Because physicians are considered "professionals", they are required to conform their professional conduct to the "standard of care" that is appropriate to their profession. If they don't, they open themselves up to enormous personal liability, irrespective of whether the non-standard treatment is harmful or helpful.


Thanks for your sensible and well-informed response. But I will direct you to my comments above about the conflict of interest between the prestige of the profession and the goals of the patients.

I can think of such a path: returning to the regulatory system this country had in 1907.

Of course, this would mean that (a) quacks would flourish, and (b) that there would be, as there was in 1907, no precisely defined line between quacks and physicians.

But as for (a), don't they already? Hello, "alternative medicine"?

And as for (b), there is no precisely defined line between food and feces. So here we have public health regulations that prevent swishy restaurants from serving up a pile of rat droppings on a shiny white plate, and we are all eternally grateful to the State for saving us from this terrible fate. Said State, however, has not seen fit to prohibit the more intrepid of its serfs from buying airline tickets to, say, Thailand, where any fool can cook a plate of food and serve it for a dollar. I wonder how we survive - or did, for that matter, in 1907.

My father has a glioblastoma and has, in the view of his oncologist, a few weeks to a few months to live. He cannot walk. He has no quality of life. He is not being treated. Is there any harm to a "Hail Mary" here by trying DCA? My father dying without trying DCA won't add to the body of knowledge out there about DCA. His death without trying DCA won't increase the likelihood of formal trials. While I do find it disgusting that The DCA Site does not explain who they are (I was wondering... My sister-in-law who found the site thought it was connected with the University of Alberta), and this brings all the information I have read on their site into disrepute, I cannot get away from the fact that trying something is better than trying nothing. I would appreciate your views - but I am not interested in views regarding the societal good which ignores the fact that there is no benefit to society from my father dying a few weeks after his 60th birthday...

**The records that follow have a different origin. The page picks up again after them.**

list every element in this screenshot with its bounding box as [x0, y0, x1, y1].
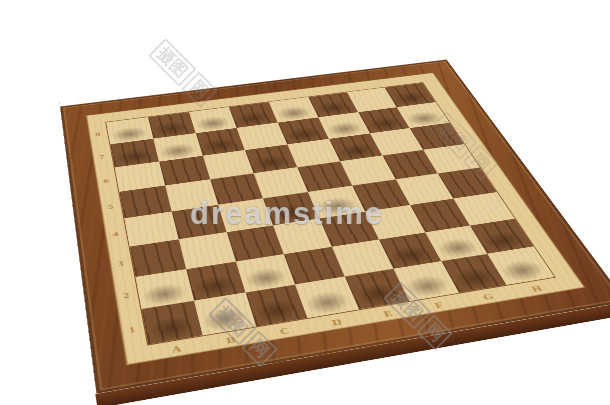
piece-shadow: [402, 271, 455, 299]
chess-board: ABCDEFGH 87654321 ♜♞♝♛♚♝♜♟♟♟♟♟♟♟♟♞♟♟♟♟♟♟…: [60, 60, 610, 394]
piece-shadow: [243, 263, 293, 290]
stock-photo: ABCDEFGH 87654321 ♜♞♝♛♚♝♜♟♟♟♟♟♟♟♟♞♟♟♟♟♟♟…: [0, 0, 610, 405]
rank-label-7: 7: [90, 144, 113, 170]
piece-shadow: [392, 89, 433, 106]
piece-shadow: [479, 227, 531, 252]
piece-shadow: [201, 303, 253, 333]
stock-logo-icon: 摄图: [148, 38, 197, 87]
piece-shadow: [498, 256, 552, 283]
rank-label-8: 8: [87, 122, 109, 146]
piece-shadow: [353, 279, 406, 307]
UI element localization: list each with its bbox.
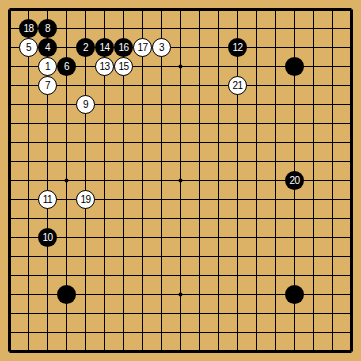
go-board: 123456789101112131415161718192021 (0, 0, 361, 361)
stone-black-14: 14 (95, 38, 114, 57)
stone-white-5: 5 (19, 38, 38, 57)
stone-white-7: 7 (38, 76, 57, 95)
stone-white-1: 1 (38, 57, 57, 76)
stone-black-12: 12 (228, 38, 247, 57)
stone-white-21: 21 (228, 76, 247, 95)
stone-black-20: 20 (285, 171, 304, 190)
stone-white-9: 9 (76, 95, 95, 114)
handicap-stone-black (285, 57, 304, 76)
stone-black-10: 10 (38, 228, 57, 247)
stone-black-6: 6 (57, 57, 76, 76)
stone-white-13: 13 (95, 57, 114, 76)
stone-black-8: 8 (38, 19, 57, 38)
handicap-stone-black (57, 285, 76, 304)
stone-white-17: 17 (133, 38, 152, 57)
stone-white-15: 15 (114, 57, 133, 76)
stone-white-19: 19 (76, 190, 95, 209)
stone-black-2: 2 (76, 38, 95, 57)
stone-layer: 123456789101112131415161718192021 (0, 0, 361, 361)
stone-white-3: 3 (152, 38, 171, 57)
stone-black-4: 4 (38, 38, 57, 57)
stone-black-18: 18 (19, 19, 38, 38)
handicap-stone-black (285, 285, 304, 304)
stone-black-16: 16 (114, 38, 133, 57)
stone-white-11: 11 (38, 190, 57, 209)
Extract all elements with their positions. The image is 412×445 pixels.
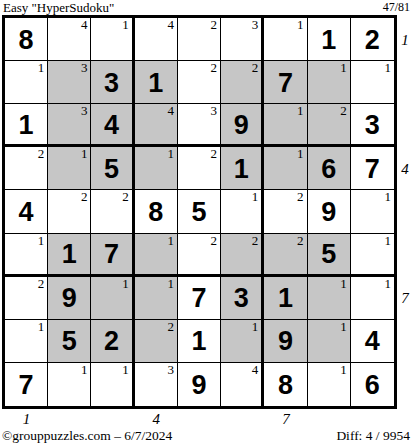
pencil-mark: 1 [384, 277, 391, 291]
cell-r5c6[interactable]: 1 [221, 190, 264, 233]
cell-r5c5[interactable]: 5 [178, 190, 221, 233]
cell-r1c4[interactable]: 4 [135, 18, 178, 61]
cell-r7c4[interactable]: 1 [135, 277, 178, 320]
pencil-mark: 1 [38, 234, 45, 248]
cell-r6c2[interactable]: 1 [48, 234, 91, 277]
pencil-mark: 2 [211, 147, 218, 161]
cell-r3c4[interactable]: 4 [135, 104, 178, 147]
cell-r8c2[interactable]: 5 [48, 320, 91, 363]
cell-r4c1[interactable]: 2 [5, 147, 48, 190]
pencil-mark: 2 [38, 147, 45, 161]
cell-r9c3[interactable]: 1 [91, 363, 134, 406]
pencil-mark: 4 [252, 363, 259, 377]
cell-r5c1[interactable]: 4 [5, 190, 48, 233]
given-digit: 1 [62, 241, 77, 268]
pencil-mark: 2 [167, 320, 174, 334]
row-label-1: 1 [399, 32, 411, 48]
cell-r4c7[interactable]: 1 [264, 147, 307, 190]
cell-r5c7[interactable]: 2 [264, 190, 307, 233]
cell-r3c5[interactable]: 3 [178, 104, 221, 147]
row-label-7: 7 [399, 290, 411, 306]
given-digit: 5 [104, 156, 119, 183]
copyright: ©grouppuzzles.com – 6/7/2024 [2, 428, 172, 444]
cell-r8c4[interactable]: 2 [135, 320, 178, 363]
cell-r5c4[interactable]: 8 [135, 190, 178, 233]
given-digit: 8 [278, 372, 293, 399]
cell-r8c5[interactable]: 1 [178, 320, 221, 363]
given-digit: 3 [365, 112, 380, 139]
pencil-mark: 2 [81, 190, 88, 204]
cell-r8c1[interactable]: 1 [5, 320, 48, 363]
cell-r6c9[interactable]: 1 [351, 234, 394, 277]
pencil-mark: 1 [81, 147, 88, 161]
cell-r9c8[interactable]: 1 [308, 363, 351, 406]
cell-r9c6[interactable]: 4 [221, 363, 264, 406]
cell-r9c2[interactable]: 1 [48, 363, 91, 406]
row-label-4: 4 [399, 161, 411, 177]
pencil-mark: 2 [297, 190, 304, 204]
given-digit: 9 [321, 199, 336, 226]
pencil-mark: 2 [211, 18, 218, 32]
col-label-1: 1 [21, 411, 33, 427]
given-digit: 4 [365, 328, 380, 355]
pencil-mark: 1 [167, 147, 174, 161]
progress-counter: 47/81 [383, 0, 410, 15]
given-digit: 3 [104, 70, 119, 97]
pencil-mark: 2 [38, 277, 45, 291]
given-digit: 1 [19, 112, 34, 139]
cell-r9c7[interactable]: 8 [264, 363, 307, 406]
cell-r8c6[interactable]: 1 [221, 320, 264, 363]
given-digit: 2 [365, 27, 380, 54]
cell-r2c1[interactable]: 1 [5, 61, 48, 104]
cell-r9c9[interactable]: 6 [351, 363, 394, 406]
given-digit: 9 [62, 285, 77, 312]
cell-r4c2[interactable]: 1 [48, 147, 91, 190]
cell-r6c3[interactable]: 7 [91, 234, 134, 277]
pencil-mark: 1 [384, 190, 391, 204]
cell-r7c5[interactable]: 7 [178, 277, 221, 320]
given-digit: 5 [191, 199, 206, 226]
cell-r2c5[interactable]: 2 [178, 61, 221, 104]
cell-r4c8[interactable]: 6 [308, 147, 351, 190]
pencil-mark: 2 [122, 190, 129, 204]
pencil-mark: 3 [211, 104, 218, 118]
cell-r7c6[interactable]: 3 [221, 277, 264, 320]
cell-r1c7[interactable]: 1 [264, 18, 307, 61]
cell-r2c8[interactable]: 1 [308, 61, 351, 104]
pencil-mark: 1 [122, 277, 129, 291]
given-digit: 1 [191, 328, 206, 355]
given-digit: 6 [365, 372, 380, 399]
cell-r3c9[interactable]: 3 [351, 104, 394, 147]
cell-r9c1[interactable]: 7 [5, 363, 48, 406]
page-title: Easy "HyperSudoku" [3, 0, 114, 15]
pencil-mark: 2 [297, 234, 304, 248]
cell-r5c8[interactable]: 9 [308, 190, 351, 233]
pencil-mark: 2 [252, 234, 259, 248]
cell-r3c6[interactable]: 9 [221, 104, 264, 147]
cell-r6c6[interactable]: 2 [221, 234, 264, 277]
cell-r3c7[interactable]: 1 [264, 104, 307, 147]
cell-r4c9[interactable]: 7 [351, 147, 394, 190]
cell-r8c9[interactable]: 4 [351, 320, 394, 363]
cell-r4c3[interactable]: 5 [91, 147, 134, 190]
pencil-mark: 1 [122, 18, 129, 32]
pencil-mark: 3 [81, 104, 88, 118]
pencil-mark: 1 [384, 234, 391, 248]
cell-r2c6[interactable]: 2 [221, 61, 264, 104]
given-digit: 1 [148, 70, 163, 97]
pencil-mark: 1 [81, 363, 88, 377]
pencil-mark: 1 [340, 277, 347, 291]
pencil-mark: 3 [81, 61, 88, 75]
cell-r3c2[interactable]: 3 [48, 104, 91, 147]
given-digit: 7 [278, 70, 293, 97]
pencil-mark: 2 [340, 104, 347, 118]
cell-r8c7[interactable]: 9 [264, 320, 307, 363]
cell-r1c8[interactable]: 1 [308, 18, 351, 61]
sudoku-board: 8414231121331227111344391232151211674228… [2, 15, 397, 409]
pencil-mark: 4 [81, 18, 88, 32]
cell-r8c3[interactable]: 2 [91, 320, 134, 363]
cell-r7c1[interactable]: 2 [5, 277, 48, 320]
pencil-mark: 2 [211, 61, 218, 75]
pencil-mark: 2 [211, 234, 218, 248]
cell-r1c9[interactable]: 2 [351, 18, 394, 61]
pencil-mark: 4 [167, 104, 174, 118]
cell-r7c8[interactable]: 1 [308, 277, 351, 320]
given-digit: 1 [234, 156, 249, 183]
pencil-mark: 2 [252, 61, 259, 75]
given-digit: 9 [234, 112, 249, 139]
cell-r4c6[interactable]: 1 [221, 147, 264, 190]
pencil-mark: 1 [252, 320, 259, 334]
given-digit: 7 [19, 372, 34, 399]
pencil-mark: 3 [167, 363, 174, 377]
cell-r4c4[interactable]: 1 [135, 147, 178, 190]
given-digit: 7 [104, 241, 119, 268]
given-digit: 5 [62, 328, 77, 355]
cell-r2c7[interactable]: 7 [264, 61, 307, 104]
cell-r2c3[interactable]: 3 [91, 61, 134, 104]
cell-r4c5[interactable]: 2 [178, 147, 221, 190]
given-digit: 4 [104, 112, 119, 139]
pencil-mark: 1 [38, 61, 45, 75]
cell-r7c3[interactable]: 1 [91, 277, 134, 320]
cell-r7c7[interactable]: 1 [264, 277, 307, 320]
cell-r1c3[interactable]: 1 [91, 18, 134, 61]
pencil-mark: 3 [252, 18, 259, 32]
cell-r6c8[interactable]: 5 [308, 234, 351, 277]
cell-r6c7[interactable]: 2 [264, 234, 307, 277]
pencil-mark: 1 [252, 190, 259, 204]
pencil-mark: 1 [384, 61, 391, 75]
cell-r2c9[interactable]: 1 [351, 61, 394, 104]
given-digit: 9 [278, 328, 293, 355]
pencil-mark: 4 [167, 18, 174, 32]
difficulty: Diff: 4 / 9954 [336, 428, 410, 444]
cell-r2c2[interactable]: 3 [48, 61, 91, 104]
pencil-mark: 1 [340, 320, 347, 334]
given-digit: 7 [365, 156, 380, 183]
cell-r1c2[interactable]: 4 [48, 18, 91, 61]
pencil-mark: 1 [340, 363, 347, 377]
pencil-mark: 1 [340, 61, 347, 75]
pencil-mark: 1 [38, 320, 45, 334]
given-digit: 5 [321, 241, 336, 268]
cell-r3c1[interactable]: 1 [5, 104, 48, 147]
given-digit: 9 [191, 372, 206, 399]
given-digit: 6 [321, 156, 336, 183]
cell-r5c3[interactable]: 2 [91, 190, 134, 233]
pencil-mark: 1 [297, 147, 304, 161]
cell-r1c1[interactable]: 8 [5, 18, 48, 61]
cell-r5c2[interactable]: 2 [48, 190, 91, 233]
cell-r1c5[interactable]: 2 [178, 18, 221, 61]
cell-r6c5[interactable]: 2 [178, 234, 221, 277]
cell-r3c8[interactable]: 2 [308, 104, 351, 147]
pencil-mark: 1 [297, 104, 304, 118]
cell-r2c4[interactable]: 1 [135, 61, 178, 104]
given-digit: 4 [19, 199, 34, 226]
pencil-mark: 1 [167, 234, 174, 248]
cell-r3c3[interactable]: 4 [91, 104, 134, 147]
cell-r7c2[interactable]: 9 [48, 277, 91, 320]
given-digit: 1 [278, 285, 293, 312]
cell-r9c4[interactable]: 3 [135, 363, 178, 406]
given-digit: 1 [321, 27, 336, 54]
pencil-mark: 1 [122, 363, 129, 377]
cell-r6c1[interactable]: 1 [5, 234, 48, 277]
given-digit: 8 [19, 27, 34, 54]
given-digit: 7 [191, 285, 206, 312]
cell-r5c9[interactable]: 1 [351, 190, 394, 233]
cell-r9c5[interactable]: 9 [178, 363, 221, 406]
cell-r6c4[interactable]: 1 [135, 234, 178, 277]
cell-r1c6[interactable]: 3 [221, 18, 264, 61]
cell-r7c9[interactable]: 1 [351, 277, 394, 320]
pencil-mark: 1 [297, 18, 304, 32]
col-label-7: 7 [280, 411, 292, 427]
pencil-mark: 1 [167, 277, 174, 291]
given-digit: 3 [234, 285, 249, 312]
given-digit: 8 [148, 199, 163, 226]
col-label-4: 4 [150, 411, 162, 427]
cell-r8c8[interactable]: 1 [308, 320, 351, 363]
given-digit: 2 [104, 328, 119, 355]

Over a week has gone by and nobody has responded to my posting. I hope you're all just busy and haven't checked this blog site, rather than just not responding because you can't find an argument against my father trying DCA and don't have the courage to say so. Well, it looks like we're not going to try it. My mother is afraid that it may just work well enough to prolong a fight that would likely be futile anyway. While my mother doesn't want my father to die, she would readily admit that she is a quitter when the chips are down. I have to admit, it is easier to accept the inevitable and give up rather than to face a long, hard fight you'll probably loose anyway.

On the other hand, if my mother had some support from the medical profession - someone willing to discuss the plusses and minuses, someone willing to consult intelligently from a personal, rather than a detached clinical perspective, she may have had enough information to make a different decision. Congradulations all you courageous doctors and scientists finding it so easy to stay detached and cheer from the bleachers.

I'm sorry about your father. However, if you've read all the copious verbiage that I've written on the subject (it's in all the links at the end of the post) and I still haven't convinced you that self-experimentation with DCA is a bad idea and that even terminally ill patients always have something to lose, then nothing additional that I say is likely to convince you now.

Hey Orac,

I would like your thoughts about this:

I read that dichloroacetate may act as a tumor promotor:

What do you think? May DCA actually worsen cancer instead of treating it?? In particular liver cancer?